急ブレーキを踏んだ運転手に、助手席で俯き静かに寝息を立てていた善が顔を上げた。

「いや、あれ。なんか面倒事みたいですよ。男が四人、ラブホに入っていきます。ここら一帯はうちのシマですし・・・・」

「あ?・・あのな、人には嗜好があって、現にウチの若頭は・・・・・ん?」

運転席側の窓から身を乗り出して男四人を見る。

三人は二十代後半~三十代前半だが、残りの一人は十代後半だ。
そして一番善を驚かせたのは、見覚えのある背格好やフードから覗く赤い髪。

「あの若いの、未成年ですね。かなり酔っ払ってるみたいですけど」

「アイツは・・・・」

職業柄、記憶力はいい方だ。

喜島に言われて、一度車をある田舎の宿の前まで運んだ事があった。
善も一度顔を合わせた事がある。

金髪の男が珍しかったのか、伊武会の人間だと知られてしまったのか、はたまた男に怯えているだけか、顔を合わせた途端に逃げられてしまったがよく覚えている。
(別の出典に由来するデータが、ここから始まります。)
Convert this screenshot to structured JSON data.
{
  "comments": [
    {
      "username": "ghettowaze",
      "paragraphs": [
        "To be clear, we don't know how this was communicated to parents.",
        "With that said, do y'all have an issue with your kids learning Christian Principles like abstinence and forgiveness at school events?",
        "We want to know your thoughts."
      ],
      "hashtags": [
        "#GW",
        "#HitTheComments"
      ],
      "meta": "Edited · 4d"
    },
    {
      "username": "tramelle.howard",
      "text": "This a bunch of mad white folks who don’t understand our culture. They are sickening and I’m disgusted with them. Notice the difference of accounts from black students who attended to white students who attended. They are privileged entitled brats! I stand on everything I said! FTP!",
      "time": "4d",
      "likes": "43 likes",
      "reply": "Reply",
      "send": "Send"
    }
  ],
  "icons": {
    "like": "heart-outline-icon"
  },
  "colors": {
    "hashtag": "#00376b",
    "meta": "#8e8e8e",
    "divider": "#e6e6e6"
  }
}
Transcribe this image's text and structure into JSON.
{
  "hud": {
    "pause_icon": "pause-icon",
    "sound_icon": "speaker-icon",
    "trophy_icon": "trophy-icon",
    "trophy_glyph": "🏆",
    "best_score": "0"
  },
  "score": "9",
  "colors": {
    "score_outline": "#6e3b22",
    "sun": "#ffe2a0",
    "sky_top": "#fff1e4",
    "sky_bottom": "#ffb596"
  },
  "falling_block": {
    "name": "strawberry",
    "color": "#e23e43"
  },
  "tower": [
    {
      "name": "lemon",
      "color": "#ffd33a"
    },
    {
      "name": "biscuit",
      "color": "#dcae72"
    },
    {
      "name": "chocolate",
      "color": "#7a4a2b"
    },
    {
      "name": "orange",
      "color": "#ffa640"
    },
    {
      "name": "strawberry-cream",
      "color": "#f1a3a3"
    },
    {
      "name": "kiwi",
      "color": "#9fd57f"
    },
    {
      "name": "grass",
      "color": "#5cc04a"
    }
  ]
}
「・・・アイツ、喜島兄さんのお気に入りじゃね???」

「「「え?」」」

ホテルに消えていった四人を見送り、車内がしんと静まりかえる。

「どうするんすか、善さん・・・止めに入りますか?」

「いや、もし合意だったら、他人だったら、店に傷がつく上に『ヤクザがラブホに乗り込み』なんて記事にされるのはごめんだ」

深いため息をついて車から降りる。

「おい、お前らでジャンケンしろ。勝ったやつだけ俺と着いてこい」

「「「え?」」」

「いいから。早くしろ、言うこと聞けねぇの?」

もし連れ込まれた青年が顔見知りの青年だったら、喜島のお気に入りだったら。

「・・・指詰めるだけじゃすまないだろうな」

無表情でホテルを見上げる善の横顔を、車の中から男三人が引きつった表情で見つめた。